The problem with Security Awareness programs is that it is hard to prove their successes. As with all security countermeasures, success is usually that nothing happens. Ideally, success also means that there is a report of the attempted attack, however that is rarely the case. With technical countermeasures however, logs are usually maintained that allow people to point to all of the prevented attacks.
More important, when there are acknowledged Security Awareness success stories, it is rare for organizations to share those stories, even internally. As principles in a company devoted to the human aspects of security and Security Awareness, we see Security Awareness success stories on a daily basis, however we cannot disclose those stories without permission.

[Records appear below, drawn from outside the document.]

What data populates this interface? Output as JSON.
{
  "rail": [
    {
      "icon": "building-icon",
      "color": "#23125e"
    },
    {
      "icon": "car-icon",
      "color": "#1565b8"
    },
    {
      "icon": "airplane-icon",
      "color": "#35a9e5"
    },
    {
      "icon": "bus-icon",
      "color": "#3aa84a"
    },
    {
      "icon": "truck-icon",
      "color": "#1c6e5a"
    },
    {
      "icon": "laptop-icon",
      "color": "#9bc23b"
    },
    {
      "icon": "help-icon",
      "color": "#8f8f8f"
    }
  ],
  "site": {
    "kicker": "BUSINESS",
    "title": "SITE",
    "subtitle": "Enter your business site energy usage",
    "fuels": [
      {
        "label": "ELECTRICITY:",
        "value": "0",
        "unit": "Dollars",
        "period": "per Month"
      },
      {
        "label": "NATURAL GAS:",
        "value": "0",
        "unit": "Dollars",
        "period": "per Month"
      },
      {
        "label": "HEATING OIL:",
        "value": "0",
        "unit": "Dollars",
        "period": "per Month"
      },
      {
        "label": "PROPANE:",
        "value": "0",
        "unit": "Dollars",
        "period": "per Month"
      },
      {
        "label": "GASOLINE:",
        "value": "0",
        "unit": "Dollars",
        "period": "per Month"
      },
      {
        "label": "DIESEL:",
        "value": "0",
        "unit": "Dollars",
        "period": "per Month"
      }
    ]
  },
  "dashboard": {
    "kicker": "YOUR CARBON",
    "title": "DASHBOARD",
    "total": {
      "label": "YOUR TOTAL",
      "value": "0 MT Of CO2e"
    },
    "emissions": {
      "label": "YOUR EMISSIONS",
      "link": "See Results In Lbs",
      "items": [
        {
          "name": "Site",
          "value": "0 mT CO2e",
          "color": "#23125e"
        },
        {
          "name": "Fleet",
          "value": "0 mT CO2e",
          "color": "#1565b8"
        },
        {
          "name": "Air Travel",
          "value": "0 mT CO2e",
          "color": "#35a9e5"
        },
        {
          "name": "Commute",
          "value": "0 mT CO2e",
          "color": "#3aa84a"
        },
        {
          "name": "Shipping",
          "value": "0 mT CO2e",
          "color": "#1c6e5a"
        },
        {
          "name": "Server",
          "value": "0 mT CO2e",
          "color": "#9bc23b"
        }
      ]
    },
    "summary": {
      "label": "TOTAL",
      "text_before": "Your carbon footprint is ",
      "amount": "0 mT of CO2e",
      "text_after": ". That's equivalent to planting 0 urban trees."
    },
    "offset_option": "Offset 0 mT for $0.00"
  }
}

So it was a pleasant surprise when we saw the CSO Salted Hash column, Inside an Attack by the Syrian Electronic Army, which highlights a major Security Awareness success story. The article highlights how the Security Awareness guidance we provided allowed IDG Enterprises, the parent company of CSO and Computerworld, among other major technology publications, to completely repel an attack by the Syrian Electronic Army (SEA).
As background, the SEA took issue with a presentation that Ira gave at the RSA Conference that detailed the SEA, their attacks, our experiences helping companies respond to their attacks, and methods to prevent similar attacks. The SEA responded by hacking the RSA Conference website, and we detailed exactly how that was accomplished. In response, the SEA hacked the Twitter feeds of the Wall Street Journal and Buzzfeed in an attempt to insult Ira. Ira prepared an article for Computerworld that analyzed the sequence of events. However, based on our experiences and working with the FBI on past attacks, we warned Computerworld to expect a focused attack from the SEA and detailed the expected methods that they would use, as well as guidance on how to prevent the expected attack.
In response, Computerworld's team worked with the appropriate people to ensure that the technical precautions were taken, as well as creating a proactive awareness program warning the appropriate IDG employees of the imminent attack. Details were provided regarding what employees should be on the lookout for, and special effort was made to ensure that the people with critical access were warned about what to expect.
As expected, spearphishing messages began to arrive the day the article went live on the website. The messages were in the format expected. Recipients of the message appropriately reported them. When the emails failed, the SEA apparently resorted to social engineering attacks, which were likewise unsuccessful and properly reported. This is critical as it demonstrates that when people are made aware of the likelihood of one attack, they are aware of the prospects for other forms of attack.